Toxicity in STEM and Geek Culture

Toxicity in STEM and Geek Culture

Not to long ago an article about a Victoria’s Secret Model, named Lyndsey Scott, made a lot of noise. It wasn’t because of how she looked, which admittedly is breathtaking, or about the clothes she was wearing. Not even about the lack thereof. It was announced about how she was also able to code. Not just in one language but 5 different languages.

To most people that sounds amazing. She challenges the stereotype of programmers and is not only able to excel in a difficult field but in the equally difficult time being a model. I imagine a majority of people would see the article and talk about that amazing success she is and would cheer her on. Of course, that is not everyone.

Shortly after the article some of the more toxic dredges in geek culture decided to attack her. Their comments “I bet she can only program ‘Hello World’,” which is the most basic task and usually the first taught one. Instead of being inquisitive about her credentials, like asking “What projects have you done?” They instead decided that this beautiful woman couldn’t also be smart.

That is Sexism, pure and simple. She didn’t fit their narrow perspective and attacked her for being different. Something those in STEM and Geek culture as a whole has had to deal with for years. Instead of being better about it and being welcoming (which is what I advocate), instead they become destructive and exclusionary.

By the way, Mrs. Scott can program in Python, C++, Java, MIPS, and Objective-C. In her stack overflow profile (a place where programs are rated based on their contributions back to the community) she was rated in the top 2% in 2014. So not only can she do these things, but she helps others in their programming. To top this off, she has a black belt in Taekwondo. (Not a style I am a fan of but impressive nonetheless.)

The last note on her side of the story is that she is the lead iOS designer for Rally Bond 841st growing company in America. To finish my thoughts about just her side is that this is a woman who is amazing and has worked hard in almost every field she has tried. I congratulate her on it. However, there are some neanderthals.

Moving into those of us who are not models and may just enjoy geek culture. We have all seen those who exude unwelcoming behavior as you try to get into any part of the culture. Simple questions of “Who is your favorite Superhero?”, used as ammunition to tear you down. That you are a ‘casual’ because you have only seen the movie or TV Show associated with the comic.

Someone who is compassionate when hearing that, for example, you like Batman, should respond “Cool, have you had a chance to read Dark Knight Returns?” That being the comic that imprinted in the culture about what Batman was, not just the campy Adam West version. When or if you say no, they offer to help you find it or offer to loan theirs. Depending on the relationship.

“Honestly I don’t like to read comics,” or “I don’t have time to read it.”

“Cool not a problem. There is a very honest rendition cartoon movie made of it.
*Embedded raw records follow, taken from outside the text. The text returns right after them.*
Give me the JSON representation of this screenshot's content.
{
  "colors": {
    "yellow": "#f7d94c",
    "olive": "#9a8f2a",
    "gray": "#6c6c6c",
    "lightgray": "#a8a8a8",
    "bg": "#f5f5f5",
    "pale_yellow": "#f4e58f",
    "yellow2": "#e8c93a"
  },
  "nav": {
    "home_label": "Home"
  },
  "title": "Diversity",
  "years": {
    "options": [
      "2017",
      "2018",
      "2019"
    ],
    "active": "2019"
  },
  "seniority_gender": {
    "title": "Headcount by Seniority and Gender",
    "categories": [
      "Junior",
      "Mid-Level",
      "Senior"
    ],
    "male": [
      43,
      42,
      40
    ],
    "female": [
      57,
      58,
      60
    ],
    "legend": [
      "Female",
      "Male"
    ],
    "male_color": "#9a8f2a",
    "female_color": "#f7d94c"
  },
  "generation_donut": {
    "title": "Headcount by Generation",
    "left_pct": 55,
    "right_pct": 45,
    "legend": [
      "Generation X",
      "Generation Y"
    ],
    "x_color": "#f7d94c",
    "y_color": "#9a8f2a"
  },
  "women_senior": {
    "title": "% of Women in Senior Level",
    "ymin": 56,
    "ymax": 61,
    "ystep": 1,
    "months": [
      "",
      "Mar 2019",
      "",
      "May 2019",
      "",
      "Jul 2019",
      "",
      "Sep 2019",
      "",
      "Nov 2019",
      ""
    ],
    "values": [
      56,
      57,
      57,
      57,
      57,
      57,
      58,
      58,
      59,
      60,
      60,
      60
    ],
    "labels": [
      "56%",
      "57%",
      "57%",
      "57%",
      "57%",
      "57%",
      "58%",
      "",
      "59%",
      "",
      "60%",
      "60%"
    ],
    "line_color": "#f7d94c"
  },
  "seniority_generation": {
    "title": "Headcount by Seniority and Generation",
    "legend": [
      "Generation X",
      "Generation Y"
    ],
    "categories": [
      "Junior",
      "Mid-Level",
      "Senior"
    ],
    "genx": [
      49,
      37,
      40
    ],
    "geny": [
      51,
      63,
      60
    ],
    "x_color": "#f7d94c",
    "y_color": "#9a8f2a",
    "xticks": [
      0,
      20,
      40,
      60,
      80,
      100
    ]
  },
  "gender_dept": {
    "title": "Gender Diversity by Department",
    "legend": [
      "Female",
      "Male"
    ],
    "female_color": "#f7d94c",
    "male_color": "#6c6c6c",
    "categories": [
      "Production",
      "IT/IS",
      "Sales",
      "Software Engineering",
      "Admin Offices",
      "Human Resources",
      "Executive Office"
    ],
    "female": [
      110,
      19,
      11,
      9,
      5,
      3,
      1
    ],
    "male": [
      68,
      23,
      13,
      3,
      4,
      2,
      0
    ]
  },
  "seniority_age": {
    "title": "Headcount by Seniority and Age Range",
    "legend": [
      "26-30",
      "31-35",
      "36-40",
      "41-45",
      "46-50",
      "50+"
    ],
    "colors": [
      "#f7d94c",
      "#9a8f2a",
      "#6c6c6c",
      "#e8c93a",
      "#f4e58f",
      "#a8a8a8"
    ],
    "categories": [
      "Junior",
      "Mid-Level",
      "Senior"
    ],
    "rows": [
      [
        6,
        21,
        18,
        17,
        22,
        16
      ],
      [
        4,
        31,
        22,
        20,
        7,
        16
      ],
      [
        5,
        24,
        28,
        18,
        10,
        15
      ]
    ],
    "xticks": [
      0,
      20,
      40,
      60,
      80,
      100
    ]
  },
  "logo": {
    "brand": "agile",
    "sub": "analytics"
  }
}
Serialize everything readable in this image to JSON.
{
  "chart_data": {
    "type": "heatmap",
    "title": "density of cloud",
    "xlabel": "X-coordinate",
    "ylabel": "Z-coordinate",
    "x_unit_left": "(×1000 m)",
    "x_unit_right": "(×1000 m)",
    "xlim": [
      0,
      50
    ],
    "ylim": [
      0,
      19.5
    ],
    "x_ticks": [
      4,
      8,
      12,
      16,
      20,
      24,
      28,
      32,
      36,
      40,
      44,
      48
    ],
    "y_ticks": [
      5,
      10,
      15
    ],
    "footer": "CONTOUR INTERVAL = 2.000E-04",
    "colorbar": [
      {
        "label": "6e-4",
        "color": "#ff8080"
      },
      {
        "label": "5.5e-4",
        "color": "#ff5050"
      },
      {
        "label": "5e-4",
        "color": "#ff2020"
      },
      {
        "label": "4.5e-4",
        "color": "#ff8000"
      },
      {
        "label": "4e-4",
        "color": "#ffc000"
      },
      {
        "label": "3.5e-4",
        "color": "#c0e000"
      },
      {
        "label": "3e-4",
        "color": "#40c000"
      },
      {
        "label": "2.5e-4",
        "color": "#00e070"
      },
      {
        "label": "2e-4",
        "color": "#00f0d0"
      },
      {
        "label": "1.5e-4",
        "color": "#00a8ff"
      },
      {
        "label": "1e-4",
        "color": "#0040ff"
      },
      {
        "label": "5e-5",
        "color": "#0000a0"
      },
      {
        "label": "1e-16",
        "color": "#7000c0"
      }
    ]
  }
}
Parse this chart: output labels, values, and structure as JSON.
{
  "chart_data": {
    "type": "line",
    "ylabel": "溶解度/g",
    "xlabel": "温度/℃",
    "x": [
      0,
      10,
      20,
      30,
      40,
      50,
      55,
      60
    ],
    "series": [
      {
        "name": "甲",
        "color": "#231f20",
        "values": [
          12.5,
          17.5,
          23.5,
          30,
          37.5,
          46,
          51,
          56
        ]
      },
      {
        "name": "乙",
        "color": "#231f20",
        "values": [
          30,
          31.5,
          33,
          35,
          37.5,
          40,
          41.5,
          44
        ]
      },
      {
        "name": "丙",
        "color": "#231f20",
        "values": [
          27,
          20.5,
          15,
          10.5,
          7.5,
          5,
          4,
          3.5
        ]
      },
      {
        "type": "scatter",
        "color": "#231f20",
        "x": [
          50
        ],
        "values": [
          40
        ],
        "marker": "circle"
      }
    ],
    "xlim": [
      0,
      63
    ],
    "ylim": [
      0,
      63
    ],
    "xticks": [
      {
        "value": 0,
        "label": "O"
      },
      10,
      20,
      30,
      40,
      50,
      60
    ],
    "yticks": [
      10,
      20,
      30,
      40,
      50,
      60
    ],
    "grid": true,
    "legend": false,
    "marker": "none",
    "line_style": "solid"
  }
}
There are some small changes from the comics, but not enough for you to have to care.”

That is the kind of constructive relationship people can have with people trying to join our culture. Instead of showing them a disdain for not knowing the name of every Robin or that there has been more than one, you encourage them to explore the comics or games that brought you joy.

The side of society that gets this the worst is females. When women in my geek forums were asked about their experiences, not a single one didn’t have a horror story about their mistreatment. How they were thought of as inferior because of appearance. In all honesty, though, I feel is more than those men felt threatened.

We as a culture can and should do better. It wasn’t too long ago that we were the ones being attacked for being different. Now we have people who watch football playing their own version of Dungeons and Dragons (you try to tell me that Fantasy Football is anything else). Just because the things we have enjoyed is now being shared in a larger sense, doesn’t mean we cannot be welcoming to the few holdouts we have left.

If you meet someone who likes the same hero as you, offer to let them read some of the comics that brought you joy. If they are not ready, at least talk with them about some of the stories that you liked. Open their eyes to how much more there is to the lore of those worlds. Of course, don’t force it onto them. If they are not interested, don’t force it on them.

With STEM and related careers, let someone show you their skills. You don’t need to take their word for it, just give them a chance. There doesn’t need to be a list of twenty questions, and if they mess up, don’t attack them for it. If it is something you can do so easily, see if you can help them improve. Don’t talk down to them, but encourage their curiosity into the subject.

TLDR: Sexism and general rude behavior are prevalent in Geek culture, including STEM.